The major elements were
Orchestrating a merger of the Liberal and Democratic Parties into the pan-establishmentarian LDP, supported by advisors and cash drops
Multi-member districts in cities, where Communists having greatest strength, 22 individual districts would elect 22 communists but one unified proportional city would send 12 and a smattering of others
Not updating district borders as rural population flooded into cities, creating “rotten borough” districts the LDP could buy with agricultural subsidies
So I minored in Asian Studies (Japan) but beyond just learning about Japan, it was in part an education in mechanics of postwar American empire.
Finding out that the creator of Ultraman was Catholic so he made Ultraman getting crucified a recurring thing of the franchise and that became influential in tokusatsu and anime is so funny to me. This is the funniest thing to come from Catholicism
In Japanese, I’m told, a slight modification in one word or reference changes a sentence entirely, so that— I don’t know Japanese, I’m making this up— if a syllable changes in one word, then “the crickets are singing in chorus in the starlight” becomes “the taxicabs are in gridlock at the intersection.” I gather that Japanese poetry uses these almost-double meanings deliberately. A line of poetry can be translucent, as it were, to another meaning it could have if it were in a different context. The surface significance allows a possible alternate significance to register at the same time.

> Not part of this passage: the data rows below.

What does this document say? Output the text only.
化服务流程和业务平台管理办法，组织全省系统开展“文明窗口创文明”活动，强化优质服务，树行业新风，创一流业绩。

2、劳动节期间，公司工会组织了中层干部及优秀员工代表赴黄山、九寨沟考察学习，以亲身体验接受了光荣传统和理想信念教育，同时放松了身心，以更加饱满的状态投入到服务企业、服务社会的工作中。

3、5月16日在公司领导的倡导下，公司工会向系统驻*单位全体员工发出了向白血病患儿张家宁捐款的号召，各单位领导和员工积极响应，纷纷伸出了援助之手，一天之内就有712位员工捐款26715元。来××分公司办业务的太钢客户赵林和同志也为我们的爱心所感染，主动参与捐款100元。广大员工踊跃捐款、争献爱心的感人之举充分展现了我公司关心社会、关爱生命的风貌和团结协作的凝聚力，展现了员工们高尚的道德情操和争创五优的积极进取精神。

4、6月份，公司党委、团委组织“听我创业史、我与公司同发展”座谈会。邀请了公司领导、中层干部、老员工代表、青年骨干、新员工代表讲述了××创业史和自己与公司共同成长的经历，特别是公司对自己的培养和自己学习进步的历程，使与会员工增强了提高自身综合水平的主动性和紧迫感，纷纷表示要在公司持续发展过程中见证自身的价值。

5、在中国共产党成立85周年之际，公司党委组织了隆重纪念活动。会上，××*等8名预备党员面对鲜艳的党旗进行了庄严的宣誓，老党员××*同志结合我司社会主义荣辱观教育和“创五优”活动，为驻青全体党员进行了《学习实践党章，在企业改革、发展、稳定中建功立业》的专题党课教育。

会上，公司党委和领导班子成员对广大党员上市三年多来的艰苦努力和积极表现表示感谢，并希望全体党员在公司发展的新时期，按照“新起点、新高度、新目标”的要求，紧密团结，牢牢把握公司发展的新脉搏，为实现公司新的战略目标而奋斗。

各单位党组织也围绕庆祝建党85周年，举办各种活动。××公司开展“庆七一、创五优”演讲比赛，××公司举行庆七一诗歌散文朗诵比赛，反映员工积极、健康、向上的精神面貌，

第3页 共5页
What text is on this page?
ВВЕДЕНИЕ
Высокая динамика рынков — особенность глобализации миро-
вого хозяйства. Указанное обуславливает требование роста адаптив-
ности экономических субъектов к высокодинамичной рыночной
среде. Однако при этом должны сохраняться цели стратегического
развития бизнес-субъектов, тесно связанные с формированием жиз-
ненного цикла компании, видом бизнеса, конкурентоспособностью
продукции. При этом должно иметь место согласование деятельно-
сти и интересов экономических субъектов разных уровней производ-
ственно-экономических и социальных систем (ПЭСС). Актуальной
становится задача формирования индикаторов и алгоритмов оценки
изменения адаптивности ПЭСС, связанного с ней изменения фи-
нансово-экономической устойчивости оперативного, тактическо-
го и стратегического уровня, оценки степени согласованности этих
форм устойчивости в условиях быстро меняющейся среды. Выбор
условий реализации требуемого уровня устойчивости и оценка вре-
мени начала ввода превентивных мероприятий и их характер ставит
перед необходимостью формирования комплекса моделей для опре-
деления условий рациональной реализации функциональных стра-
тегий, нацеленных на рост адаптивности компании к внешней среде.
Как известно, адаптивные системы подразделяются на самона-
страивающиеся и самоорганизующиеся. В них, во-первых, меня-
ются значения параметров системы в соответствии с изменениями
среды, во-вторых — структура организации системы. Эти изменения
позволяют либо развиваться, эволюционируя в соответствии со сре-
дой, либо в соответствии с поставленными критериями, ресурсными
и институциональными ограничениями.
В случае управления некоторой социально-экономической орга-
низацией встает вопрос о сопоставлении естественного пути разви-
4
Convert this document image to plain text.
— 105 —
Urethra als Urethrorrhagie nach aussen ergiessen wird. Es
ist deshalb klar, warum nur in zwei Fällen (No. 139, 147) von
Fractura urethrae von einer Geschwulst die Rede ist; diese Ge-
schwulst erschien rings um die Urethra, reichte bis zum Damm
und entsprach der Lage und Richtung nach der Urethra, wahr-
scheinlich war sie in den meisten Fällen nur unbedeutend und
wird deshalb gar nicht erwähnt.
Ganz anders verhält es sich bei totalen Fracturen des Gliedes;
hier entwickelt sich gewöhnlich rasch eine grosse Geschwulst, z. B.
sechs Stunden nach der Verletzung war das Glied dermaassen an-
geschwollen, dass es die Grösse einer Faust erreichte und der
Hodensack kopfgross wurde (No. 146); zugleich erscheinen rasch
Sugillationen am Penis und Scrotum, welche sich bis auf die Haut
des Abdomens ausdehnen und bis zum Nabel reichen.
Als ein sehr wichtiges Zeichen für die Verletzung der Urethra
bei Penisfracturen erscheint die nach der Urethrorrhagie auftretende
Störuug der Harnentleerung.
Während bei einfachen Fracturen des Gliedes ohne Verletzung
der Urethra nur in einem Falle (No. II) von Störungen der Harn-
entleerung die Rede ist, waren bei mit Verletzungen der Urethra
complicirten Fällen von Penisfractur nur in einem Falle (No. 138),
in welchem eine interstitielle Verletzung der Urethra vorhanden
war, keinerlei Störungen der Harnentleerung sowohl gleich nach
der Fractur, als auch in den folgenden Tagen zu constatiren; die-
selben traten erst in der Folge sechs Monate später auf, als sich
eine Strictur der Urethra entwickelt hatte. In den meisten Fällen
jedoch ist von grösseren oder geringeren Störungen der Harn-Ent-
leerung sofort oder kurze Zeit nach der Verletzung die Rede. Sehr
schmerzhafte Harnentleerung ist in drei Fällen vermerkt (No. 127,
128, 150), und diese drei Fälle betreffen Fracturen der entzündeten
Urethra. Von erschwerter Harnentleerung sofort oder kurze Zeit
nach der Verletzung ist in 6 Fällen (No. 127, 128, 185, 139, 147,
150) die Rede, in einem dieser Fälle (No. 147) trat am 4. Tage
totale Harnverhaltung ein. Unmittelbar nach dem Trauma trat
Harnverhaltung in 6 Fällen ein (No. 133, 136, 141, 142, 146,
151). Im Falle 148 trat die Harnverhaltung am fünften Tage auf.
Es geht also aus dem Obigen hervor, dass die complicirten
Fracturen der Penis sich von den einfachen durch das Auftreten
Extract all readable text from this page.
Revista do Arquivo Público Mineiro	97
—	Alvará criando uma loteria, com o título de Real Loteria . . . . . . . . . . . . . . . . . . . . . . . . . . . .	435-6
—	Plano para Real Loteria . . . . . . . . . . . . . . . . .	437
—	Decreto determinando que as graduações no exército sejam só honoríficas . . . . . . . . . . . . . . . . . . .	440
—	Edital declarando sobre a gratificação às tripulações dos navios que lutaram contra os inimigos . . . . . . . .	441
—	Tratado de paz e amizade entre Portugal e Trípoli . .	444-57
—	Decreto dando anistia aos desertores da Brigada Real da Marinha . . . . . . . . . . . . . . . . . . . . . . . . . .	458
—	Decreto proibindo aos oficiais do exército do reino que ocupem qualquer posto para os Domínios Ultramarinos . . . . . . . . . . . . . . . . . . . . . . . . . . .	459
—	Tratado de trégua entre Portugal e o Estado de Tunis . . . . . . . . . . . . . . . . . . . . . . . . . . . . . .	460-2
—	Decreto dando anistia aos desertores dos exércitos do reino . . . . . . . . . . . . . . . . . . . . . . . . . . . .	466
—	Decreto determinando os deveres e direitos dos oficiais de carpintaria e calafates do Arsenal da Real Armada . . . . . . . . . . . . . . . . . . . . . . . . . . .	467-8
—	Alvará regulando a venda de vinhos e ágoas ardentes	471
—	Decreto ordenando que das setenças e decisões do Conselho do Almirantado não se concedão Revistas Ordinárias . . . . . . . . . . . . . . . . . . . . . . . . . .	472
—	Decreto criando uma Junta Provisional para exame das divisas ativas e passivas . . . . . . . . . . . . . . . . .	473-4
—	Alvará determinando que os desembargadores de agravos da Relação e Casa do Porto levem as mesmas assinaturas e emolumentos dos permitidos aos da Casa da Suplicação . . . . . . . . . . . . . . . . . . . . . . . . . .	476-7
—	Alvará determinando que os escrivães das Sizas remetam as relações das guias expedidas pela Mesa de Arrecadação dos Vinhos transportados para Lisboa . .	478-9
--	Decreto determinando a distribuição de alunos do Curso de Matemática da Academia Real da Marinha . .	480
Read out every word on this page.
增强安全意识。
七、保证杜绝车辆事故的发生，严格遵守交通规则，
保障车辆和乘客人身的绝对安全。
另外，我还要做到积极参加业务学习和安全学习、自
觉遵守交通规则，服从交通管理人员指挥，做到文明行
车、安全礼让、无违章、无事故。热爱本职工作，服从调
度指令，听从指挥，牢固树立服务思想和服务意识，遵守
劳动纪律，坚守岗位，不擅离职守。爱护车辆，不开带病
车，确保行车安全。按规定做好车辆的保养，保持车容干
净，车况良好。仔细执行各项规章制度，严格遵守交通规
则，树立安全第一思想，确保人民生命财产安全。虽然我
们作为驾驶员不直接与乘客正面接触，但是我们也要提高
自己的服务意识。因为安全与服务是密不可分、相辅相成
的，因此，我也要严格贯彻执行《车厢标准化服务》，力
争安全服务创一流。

does anyone know if this is a real thing UKLG is referring to? if so, word for it, examples?
which looks like is just “japanese has a lot of homophones and poets will use them for artistic effect,” more or less the same as they will in english
Yeah a lot of it is that Japanese (a non-tonal language) repeatedly borrowed words from tonal Chinese, stripping them of tone (so that several words once distinct were now identical) and then re-borrowed the same roots centuries later after meaning and pronunciation had drifted, with the result that there are a ton of words that sound the same and punning is a major feature of Japanese-language culture.
It is huge in Japanese poetry (where the regular suffixed conjugation makes end rhyme trivial), the most honored stuff – even stuff you might be familiar and impressed with – translates poorly because you can only translate one meaning at a time, lacking the centuries of cultural context that would make the others even make sense.
Often the Chinese borrowings were primarily in a literary written context and semantic drift between the borrowings, Chinese language sounds, and Japanese sounds had proceeded differently in terms of written characters and sound. Sometimes the borrowings were from dialects that used completely different sounds for the same characters.
Haiku developed from a form of battle rap where competitors alternated verses and the goal was to continue the poem while retroactively forcing reinterpretations of your opponent’s lines
In Japanese, I’m told, a slight modification in one word or reference changes a sentence entirely, so that— I don’t know Japanese, I’m making this up— if a syllable changes in one word, then “the crickets are singing in chorus in the starlight” becomes “the taxicabs are in gridlock at the intersection.” I gather that Japanese poetry uses these almost-double meanings deliberately. A line of poetry can be translucent, as it were, to another meaning it could have if it were in a different context. The surface significance allows a possible alternate significance to register at the same time.
does anyone know if this is a real thing UKLG is referring to? if so, word for it, examples?
which looks like is just “japanese has a lot of homophones and poets will use them for artistic effect,” more or less the same as they will in english
Yeah a lot of it is that Japanese (a non-tonal language) repeatedly borrowed words from tonal Chinese, stripping them of tone (so that several words once distinct were now identical) and then re-borrowed the same roots centuries later after meaning and pronunciation had drifted, with the result that there are a ton of words that sound the same and punning is a major feature of Japanese-language culture.
It is huge in Japanese poetry (where the regular suffixed conjugation makes end rhyme trivial), the most honored stuff – even stuff you might be familiar and impressed with – translates poorly because you can only translate one meaning at a time, lacking the centuries of cultural context that would make the others even make sense.